Mechanisms for verifying the removal of low-yield settings from variable yield  weapons will depend on the electronics used in these weapons and may be separately  negotiated between the states that possess them.

That sound you hear is Frank Miller’s head exploding when he learns that we’re going to let the Russians examine all the electronics in our nuclear weapons.

When pushed, Rovere and Robertson entertain the idea of a completely verification-free political commitment:

 If this proved impracticable then a simple agreement never to use or threaten to use nuclear weapons on yield settings below the minimum-yield threshold, coupled with an undertaking to phase out existing stockpiles as they approach the end of their ordinary replacement timeline, could be sufficient.

This doesn’t really solve the problem since the lowest yield setting is an integral part of the nuclear weapons design.  We aren’t going to stop designing small primaries, although I suppose we could promise the Russians that the AFF set won’t have a dial-a-yield option.  Still, they’ll have to take our word for it.

Rovere and Robertson mention the  Spratt Furse Amendment, which prohibited the development of certain low-yield nuclear weapons.  Spratt-Furse contained a large number of exceptions that permitted research on low yield nuclear weapons such as the development of new primaries.  

Although I think the Bush Administration was wrong to seek repeal of Spratt-Furse, any prohibition on low-yield nuclear weapons by necessity had to legislate intention. The result was, as Linton Brooks complained, Spratt-Furse “leads us to the situation in which in addition to physicists and engineers, we have to have lawyers in thinking about technical development.” Now, I wasn’t terribly sympathetic to the nation’s weaponeers for the inconvenience they suffered, but Spratt-Furse was a difficult creature. In a treaty context, we would need a much better model than Spratt-Furse.

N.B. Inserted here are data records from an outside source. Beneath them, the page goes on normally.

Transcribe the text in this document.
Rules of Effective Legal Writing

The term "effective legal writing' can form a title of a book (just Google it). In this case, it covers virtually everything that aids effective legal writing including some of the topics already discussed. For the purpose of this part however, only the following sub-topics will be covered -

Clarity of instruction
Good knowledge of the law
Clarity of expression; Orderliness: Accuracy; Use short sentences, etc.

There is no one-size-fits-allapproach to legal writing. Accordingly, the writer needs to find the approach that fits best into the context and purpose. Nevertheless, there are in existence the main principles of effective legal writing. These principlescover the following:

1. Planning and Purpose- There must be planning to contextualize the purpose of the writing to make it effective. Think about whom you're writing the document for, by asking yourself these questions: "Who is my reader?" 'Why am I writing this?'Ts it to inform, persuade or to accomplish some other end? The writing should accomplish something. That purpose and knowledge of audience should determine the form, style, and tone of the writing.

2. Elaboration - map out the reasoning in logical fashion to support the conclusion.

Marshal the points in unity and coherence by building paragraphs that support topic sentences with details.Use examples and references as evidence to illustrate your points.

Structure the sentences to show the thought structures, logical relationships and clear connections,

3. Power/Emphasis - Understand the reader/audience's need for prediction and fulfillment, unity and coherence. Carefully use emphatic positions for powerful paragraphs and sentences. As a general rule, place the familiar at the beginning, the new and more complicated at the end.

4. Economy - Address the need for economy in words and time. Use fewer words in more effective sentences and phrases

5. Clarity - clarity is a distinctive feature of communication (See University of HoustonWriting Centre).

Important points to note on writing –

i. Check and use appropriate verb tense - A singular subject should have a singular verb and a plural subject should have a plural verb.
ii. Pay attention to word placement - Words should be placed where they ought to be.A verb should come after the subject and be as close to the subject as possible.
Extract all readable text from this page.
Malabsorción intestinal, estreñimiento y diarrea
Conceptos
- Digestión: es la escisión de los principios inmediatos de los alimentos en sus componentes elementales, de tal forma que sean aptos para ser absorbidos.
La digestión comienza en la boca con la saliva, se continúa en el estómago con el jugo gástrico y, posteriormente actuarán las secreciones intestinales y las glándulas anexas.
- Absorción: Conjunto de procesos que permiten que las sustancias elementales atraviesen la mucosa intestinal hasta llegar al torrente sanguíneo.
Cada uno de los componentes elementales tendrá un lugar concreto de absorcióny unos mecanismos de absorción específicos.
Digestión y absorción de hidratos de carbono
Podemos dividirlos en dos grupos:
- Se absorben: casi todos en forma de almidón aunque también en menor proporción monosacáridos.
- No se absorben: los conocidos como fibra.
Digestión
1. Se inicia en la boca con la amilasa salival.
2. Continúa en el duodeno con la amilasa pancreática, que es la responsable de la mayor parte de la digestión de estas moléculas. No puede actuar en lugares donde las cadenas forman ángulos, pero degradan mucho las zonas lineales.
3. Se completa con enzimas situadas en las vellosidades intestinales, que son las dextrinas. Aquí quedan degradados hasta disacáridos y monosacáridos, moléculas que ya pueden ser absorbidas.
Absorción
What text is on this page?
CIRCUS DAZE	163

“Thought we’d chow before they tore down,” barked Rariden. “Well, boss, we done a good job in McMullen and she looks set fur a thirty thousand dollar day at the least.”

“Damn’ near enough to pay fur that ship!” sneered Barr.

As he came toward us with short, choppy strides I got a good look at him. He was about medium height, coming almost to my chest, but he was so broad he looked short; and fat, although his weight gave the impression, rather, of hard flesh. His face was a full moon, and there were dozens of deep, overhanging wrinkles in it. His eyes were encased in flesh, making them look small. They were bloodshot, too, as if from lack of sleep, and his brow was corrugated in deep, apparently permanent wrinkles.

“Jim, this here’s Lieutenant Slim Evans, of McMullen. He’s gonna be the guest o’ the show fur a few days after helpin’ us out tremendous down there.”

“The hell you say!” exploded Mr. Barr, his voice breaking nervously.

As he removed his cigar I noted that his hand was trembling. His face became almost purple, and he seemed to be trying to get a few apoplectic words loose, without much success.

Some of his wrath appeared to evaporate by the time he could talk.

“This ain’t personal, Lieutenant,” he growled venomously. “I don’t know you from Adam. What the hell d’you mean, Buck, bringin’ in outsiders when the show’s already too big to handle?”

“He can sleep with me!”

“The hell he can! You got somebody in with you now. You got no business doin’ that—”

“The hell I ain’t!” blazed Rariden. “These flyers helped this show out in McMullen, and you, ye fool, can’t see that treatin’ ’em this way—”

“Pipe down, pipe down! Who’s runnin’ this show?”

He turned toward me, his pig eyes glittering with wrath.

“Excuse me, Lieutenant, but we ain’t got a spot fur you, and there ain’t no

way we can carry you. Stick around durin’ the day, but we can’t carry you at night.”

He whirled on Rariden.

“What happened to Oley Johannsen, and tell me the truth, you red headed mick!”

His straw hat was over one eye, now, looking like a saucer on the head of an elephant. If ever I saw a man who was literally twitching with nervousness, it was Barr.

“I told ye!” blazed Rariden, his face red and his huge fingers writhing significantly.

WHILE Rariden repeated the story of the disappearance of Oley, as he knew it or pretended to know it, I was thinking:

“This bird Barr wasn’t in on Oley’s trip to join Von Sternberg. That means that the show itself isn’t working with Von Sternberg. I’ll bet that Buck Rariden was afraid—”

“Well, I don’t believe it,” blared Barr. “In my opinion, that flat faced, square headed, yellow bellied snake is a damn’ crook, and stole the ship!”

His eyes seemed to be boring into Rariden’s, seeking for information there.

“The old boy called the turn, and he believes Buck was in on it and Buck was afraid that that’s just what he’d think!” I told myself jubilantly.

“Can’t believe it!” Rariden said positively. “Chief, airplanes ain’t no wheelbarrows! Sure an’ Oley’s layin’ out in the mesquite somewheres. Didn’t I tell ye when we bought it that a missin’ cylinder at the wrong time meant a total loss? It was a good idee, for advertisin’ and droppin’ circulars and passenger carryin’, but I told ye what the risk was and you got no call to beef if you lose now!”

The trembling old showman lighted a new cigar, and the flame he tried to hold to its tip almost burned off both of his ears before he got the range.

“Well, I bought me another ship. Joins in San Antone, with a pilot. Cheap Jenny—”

… than other, more likely outcomes?

(such as entry-into-force of the Comprehensive Nuclear Test Ban Treaty)

If the problem really is that the Russians are conducting hydronuclear tests at Novaya Zemlya in order to develop sub-kiloton tactical nuclear weapons, there is a much easier solution than an unverifiable treaty to ban low-yield nuclear weapons.  (After all, the crux of the problem is that we worry the Russians are already cheating on the CTBT.)

Why not simply work with Russia to bring into force the Comprehensive Nuclear Test Ban Treaty and, perhaps, agree to a set of confidence building measures to increase transparency at our test sites surrounding subcritical and hydrodynamic testing? (And don’t forget the Chinese!) This is a point that I’ve made over and over again.

Such an effort would be far from politically painless, but its a garden party compared to the nightmare of negotiating a global Spratt-Furse agreement.